The good folks at GeorgiaPol have an update on Tom Price’s new PAC, which may or may not have something to do with a potential run for governor in 2018. Click here to read Jon Richards’ full story, but here’s a taste:
This election cycle, the PAC will spend $100,000 in support of 11 Republican incumbents and two candidates for seats presently held by Democrats, all from the metro Atlanta area. Two mailings are planned for each candidate. The first round will emphasize the conservative credentials of the candidates, and will be directed at solid Republicans who may be disappointed with Donald Trump at the top of the GOP ticket.
According to a spokesman for the PAC, the mailing will target Marco Rubio voters, urging them to turn out for down ballot Republican candidates. A second round of mailings will target independents and those who lean Republican, and will try to ensure that those voters have a favorable view of the candidates. A wave of robocalls is planned as well.
The Senate races being targeted are those of Hunter Hill, Fran Millar, and JaNice Van Ness. The targeted House races are those of incumbents Beth Beskin, Buzz Brockway, Joyce Chandler, Valerie Clark, Rich Golick, Dale Rutledge, Brian Strickland, and Sam Teasley. In addition, the committee will support Meagan Hanson, who is challenging the Brookhaven seat of Taylor Bennett, and Lane Flynn, who hopes to unseat Scott Holcomb of Doraville.
The cost of cleaning up the damage from Hurricane Matthew shouldn’t hurt Georgia’s credit ratings, the Atlanta Business Chronicle reports.
Our AJC colleagues created this new tool to check out the latest campaign finance expenditures. And we have a feeling we’re going to be spending a lot of time on it.
PBS NewsHour anchor Judy Woodruff recently spent some time in Atlanta mulling whether Georgia could turn blue this election cycle.
She spoke with a few familiar faces as she dropped by the Sweet Auburn festival, including state House Minority Leader Stacey Abrams, Georgia GOP minority engagement guru Leo Smith and former Canadian ambassador and longtime Democratic fixture Gordon Giffin:
Another publication has broken a long-standing tradition in order to dump on Republican presidential candidate Donald Trump. This time it’s Foreign Policy magazine, a staid, serious publication that in nearly 50 years has never weighed in on a presidential election. Until now:
Trump has not only promoted the leadership of a tyrant and menace like Vladimir Putin, but he has welcomed Russian meddling in the current U.S. election. He has alternatively forgiven then defended Russia’s invasion of Crimea and employed advisors with close ties to the Russian president and his cronies.

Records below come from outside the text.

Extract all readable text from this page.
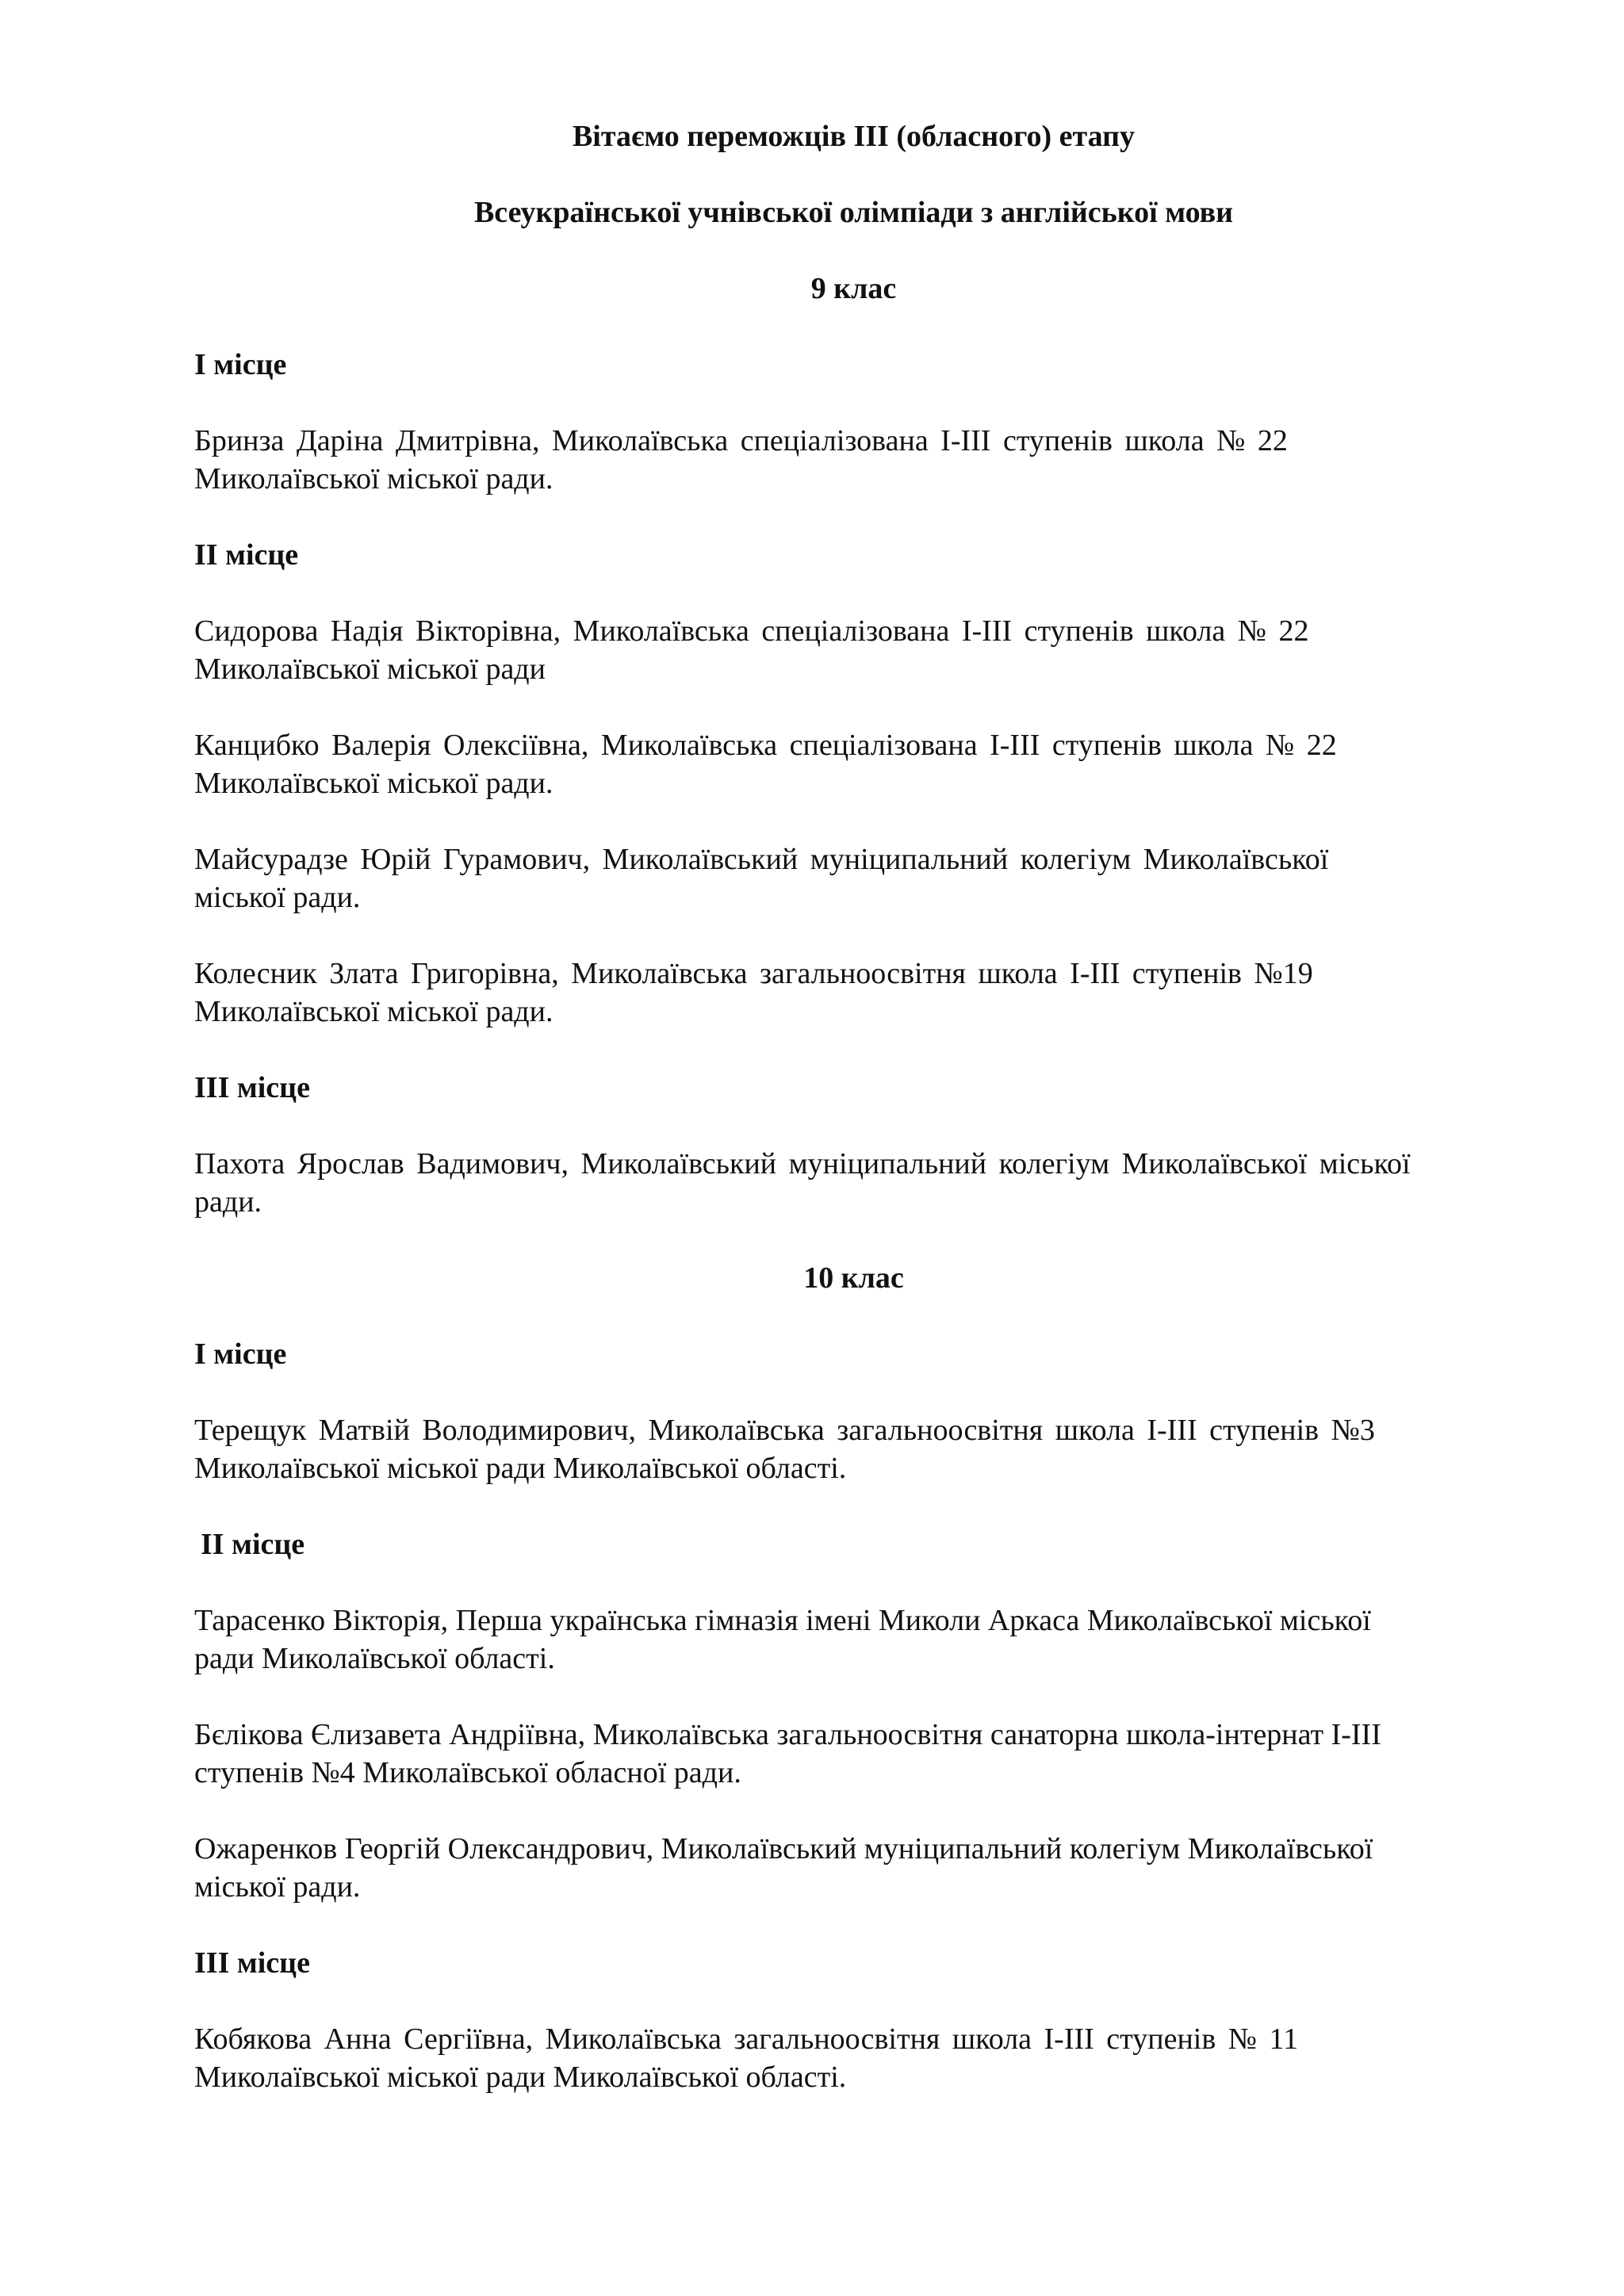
Вітаємо переможців ІІІ (обласного) етапу
Всеукраїнської учнівської олімпіади з англійської мови
9 клас
І місце
Бринза Даріна Дмитрівна, Миколаївська спеціалізована І-ІІІ ступенів школа № 22
Миколаївської міської ради.
ІІ місце
Сидорова Надія Вікторівна, Миколаївська спеціалізована І-ІІІ ступенів школа № 22
Миколаївської міської ради
Канцибко Валерія Олексіївна, Миколаївська спеціалізована І-ІІІ ступенів школа № 22
Миколаївської міської ради.
Майсурадзе Юрій Гурамович, Миколаївський муніципальний колегіум Миколаївської
міської ради.
Колесник Злата Григорівна, Миколаївська загальноосвітня школа І-ІІІ ступенів №19
Миколаївської міської ради.
ІІІ місце
Пахота Ярослав Вадимович, Миколаївський муніципальний колегіум Миколаївської міської
ради.
10 клас
І місце
Терещук Матвій Володимирович, Миколаївська загальноосвітня школа І-ІІІ ступенів №3
Миколаївської міської ради Миколаївської області.
ІІ місце
Тарасенко Вікторія, Перша українська гімназія імені Миколи Аркаса Миколаївської міської
ради Миколаївської області.
Бєлікова Єлизавета Андріївна, Миколаївська загальноосвітня санаторна школа-інтернат І-ІІІ
ступенів №4 Миколаївської обласної ради.
Ожаренков Георгій Олександрович, Миколаївський муніципальний колегіум Миколаївської
міської ради.
ІІІ місце
Кобякова Анна Сергіївна, Миколаївська загальноосвітня школа І-ІІІ ступенів № 11
Миколаївської міської ради Миколаївської області.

Trump has spoken so cavalierly about the use of nuclear weapons, including a repeated willingness to use them against terrorists, that it has become clear he understands little if anything about America’s nuclear policies — not to mention the moral, legal, and human consequences of such actions. He has embraced the use of torture and the violation of international law against it.
He has suggested he would ignore America’s treaty obligations and would only conditionally support allies in need. He has repeatedly insulted Mexico and proposed policies that would inflame and damage one of America’s most vital trading relationships with that country.